Part of the allure of extreme metal is the challenge inherent in the execution. Coming of age in heyday of the 80s guitar wizardry I was obsessed with the technical prowess of shredders like Vinnie Moore, Cacophony (Friedman and Becker), Steve Vai, Joe Satriani, and – of course – his Swedish Harmonic Minor Majesty Yngwie J. Malmsteen. Kevin Hufnagel has in his many band configurations been leading the charge in creating and shaping music that rivals and at times surpasses the heroics of the previous era, but his instincts to ground that technicality in solid song craft has always been priority. That ear for composition has never been more exposed in Messages to the Past, which acts as fond recall to the era of incredible instrumental albums while simultaneously exposing his influences and melodic sense in a beautifully layered set of songs.
The aggressive rush of opener “Pulse Controller” aside, this is not a particularly heavy record in the extreme sense folks might expect if you’re coming from the perspective of Hugnagel’s work with Gorguts or even Dysrhythmia. But the attention to overlapping lines and syncopated arpeggiated attacks are right there, laid bare and exposed with no instrumentation other than Hufnagel’s layered guitars. And truth be told, it’s when Hufnagel moves away from the more “metal” leanings that Messages to the Past really comes into its own.

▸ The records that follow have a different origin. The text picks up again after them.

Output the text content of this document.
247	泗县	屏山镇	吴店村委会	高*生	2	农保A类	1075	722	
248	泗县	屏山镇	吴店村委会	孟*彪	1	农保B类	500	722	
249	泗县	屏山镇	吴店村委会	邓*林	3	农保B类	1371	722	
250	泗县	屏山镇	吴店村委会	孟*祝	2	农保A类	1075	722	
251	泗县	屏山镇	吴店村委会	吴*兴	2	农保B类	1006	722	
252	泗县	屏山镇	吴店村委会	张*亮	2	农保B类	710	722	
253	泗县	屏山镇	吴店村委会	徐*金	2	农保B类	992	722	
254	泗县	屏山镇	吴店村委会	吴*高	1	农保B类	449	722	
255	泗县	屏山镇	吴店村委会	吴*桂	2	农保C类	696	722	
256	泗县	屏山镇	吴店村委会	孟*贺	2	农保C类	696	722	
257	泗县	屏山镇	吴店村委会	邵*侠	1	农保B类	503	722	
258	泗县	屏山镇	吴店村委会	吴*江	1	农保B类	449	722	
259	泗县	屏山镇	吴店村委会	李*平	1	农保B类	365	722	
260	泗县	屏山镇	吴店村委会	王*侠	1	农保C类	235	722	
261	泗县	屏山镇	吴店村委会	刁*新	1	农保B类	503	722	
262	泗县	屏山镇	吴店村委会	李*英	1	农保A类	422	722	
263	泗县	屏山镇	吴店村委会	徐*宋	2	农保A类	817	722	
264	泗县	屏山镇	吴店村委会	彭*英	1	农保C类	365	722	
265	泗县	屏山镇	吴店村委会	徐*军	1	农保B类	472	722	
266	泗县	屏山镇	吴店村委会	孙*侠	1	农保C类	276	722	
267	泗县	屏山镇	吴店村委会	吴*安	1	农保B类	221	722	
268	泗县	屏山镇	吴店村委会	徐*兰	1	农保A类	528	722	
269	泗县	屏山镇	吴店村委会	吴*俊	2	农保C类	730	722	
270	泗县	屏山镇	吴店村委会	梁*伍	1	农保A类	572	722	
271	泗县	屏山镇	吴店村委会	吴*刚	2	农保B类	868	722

“Seperations” really sets the tone for the record, and it’s a sublime melody over fragile picked chords. The main line switches from a warm clean to a super saturated high gain that moves in and out of harmonizing with another lead. Without other instruments it’s left to Hufnagel to provide the dynamics, mood, and tone for each track, and by utilizing subtle nods to his guitar heroes of the past the album never comes off as boring or staid. Listening to how he colors note choices in my early favorite “Through the Neon Forest” brings to mind Jim Matheos solos in Fates Warning: the tone is exquisite, and the way he harmonizes against himself provides a tension that intensifies and releases as he shifts to each section of the song. “The Eyes of Another” channels an anxiety-ridden Joe Stariani trying to figure out “Always With Me, Always With You,” and finding a beauty in the anxiety lost in the saccharine approach Satriani employs on Surfing With the Alien (full disclosure: I love everything about that song and album. Saccharine is fine with me).

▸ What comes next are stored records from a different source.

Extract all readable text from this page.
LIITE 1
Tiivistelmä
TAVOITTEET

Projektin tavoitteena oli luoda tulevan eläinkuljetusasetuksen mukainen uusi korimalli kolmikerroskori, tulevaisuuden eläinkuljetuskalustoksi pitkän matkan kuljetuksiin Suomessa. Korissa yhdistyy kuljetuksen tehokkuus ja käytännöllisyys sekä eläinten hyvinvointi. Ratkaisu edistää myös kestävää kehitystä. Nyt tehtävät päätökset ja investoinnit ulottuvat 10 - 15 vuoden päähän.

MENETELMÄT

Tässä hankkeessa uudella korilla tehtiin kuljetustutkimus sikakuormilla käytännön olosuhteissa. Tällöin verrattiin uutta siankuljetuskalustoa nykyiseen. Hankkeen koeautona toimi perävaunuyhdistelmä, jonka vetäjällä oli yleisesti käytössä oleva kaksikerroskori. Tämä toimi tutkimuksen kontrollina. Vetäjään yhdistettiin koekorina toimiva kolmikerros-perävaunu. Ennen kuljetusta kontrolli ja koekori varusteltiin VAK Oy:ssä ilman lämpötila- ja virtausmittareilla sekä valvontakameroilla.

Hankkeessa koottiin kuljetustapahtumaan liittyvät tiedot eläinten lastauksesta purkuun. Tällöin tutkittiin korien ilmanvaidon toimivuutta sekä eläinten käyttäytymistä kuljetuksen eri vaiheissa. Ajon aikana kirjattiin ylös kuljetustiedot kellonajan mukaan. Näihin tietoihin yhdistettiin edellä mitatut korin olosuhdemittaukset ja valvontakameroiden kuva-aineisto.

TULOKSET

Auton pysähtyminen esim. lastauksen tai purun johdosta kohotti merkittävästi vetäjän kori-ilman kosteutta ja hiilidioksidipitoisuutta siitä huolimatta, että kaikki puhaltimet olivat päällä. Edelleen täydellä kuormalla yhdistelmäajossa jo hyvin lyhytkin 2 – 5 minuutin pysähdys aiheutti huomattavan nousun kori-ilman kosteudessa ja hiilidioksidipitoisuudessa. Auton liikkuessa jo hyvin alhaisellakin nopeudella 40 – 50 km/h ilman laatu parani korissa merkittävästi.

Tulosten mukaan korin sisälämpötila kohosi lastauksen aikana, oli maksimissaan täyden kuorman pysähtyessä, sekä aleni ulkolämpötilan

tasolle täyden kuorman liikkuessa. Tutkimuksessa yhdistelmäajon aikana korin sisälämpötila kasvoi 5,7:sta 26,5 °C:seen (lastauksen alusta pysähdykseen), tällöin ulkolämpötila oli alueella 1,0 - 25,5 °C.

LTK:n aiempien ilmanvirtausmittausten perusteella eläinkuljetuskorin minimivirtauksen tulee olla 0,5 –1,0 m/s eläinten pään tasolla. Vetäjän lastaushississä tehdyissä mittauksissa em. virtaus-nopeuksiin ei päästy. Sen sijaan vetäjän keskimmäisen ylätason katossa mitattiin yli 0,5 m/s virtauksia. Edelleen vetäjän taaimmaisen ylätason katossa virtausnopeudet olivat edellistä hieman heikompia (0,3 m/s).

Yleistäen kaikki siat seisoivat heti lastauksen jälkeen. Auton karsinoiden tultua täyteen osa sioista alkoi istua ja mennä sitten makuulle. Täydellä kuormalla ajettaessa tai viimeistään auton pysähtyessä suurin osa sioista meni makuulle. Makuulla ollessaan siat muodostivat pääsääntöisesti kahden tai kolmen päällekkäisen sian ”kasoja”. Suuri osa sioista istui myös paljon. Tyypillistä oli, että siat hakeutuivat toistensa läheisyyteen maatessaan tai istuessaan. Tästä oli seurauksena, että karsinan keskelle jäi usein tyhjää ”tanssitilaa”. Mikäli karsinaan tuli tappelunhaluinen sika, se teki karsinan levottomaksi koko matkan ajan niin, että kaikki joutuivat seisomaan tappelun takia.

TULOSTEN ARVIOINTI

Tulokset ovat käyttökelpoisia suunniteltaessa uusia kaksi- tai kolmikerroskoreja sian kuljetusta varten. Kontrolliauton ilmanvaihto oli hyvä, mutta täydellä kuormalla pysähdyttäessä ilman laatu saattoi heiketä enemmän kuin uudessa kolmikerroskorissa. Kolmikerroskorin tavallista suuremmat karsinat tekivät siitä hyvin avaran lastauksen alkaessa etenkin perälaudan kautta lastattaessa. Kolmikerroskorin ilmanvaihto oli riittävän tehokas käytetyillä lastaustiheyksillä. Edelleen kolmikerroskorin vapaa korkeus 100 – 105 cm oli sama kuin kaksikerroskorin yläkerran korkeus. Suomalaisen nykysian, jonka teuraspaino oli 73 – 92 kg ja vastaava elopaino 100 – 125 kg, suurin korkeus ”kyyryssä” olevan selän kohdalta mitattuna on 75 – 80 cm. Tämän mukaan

Whether it’s acoustic loss of “Moment of Leaving” and “Inner Unseen” or the (slightly) heavier moments of the aforementioned “Pulse Controller” and “Circling the Grave” what becomes apparent is that Kevin Hufnagel isn’t just an incredible guitarist more than worthy to stand and shred next to the virtuosos of yesteryear. His attention to craft and melody is always at the forefront, and each note played is in service to that craft. Messages to the Past feels timeless and immediate, and conveys the impression of an intimate look into one of the best players in the scene right now.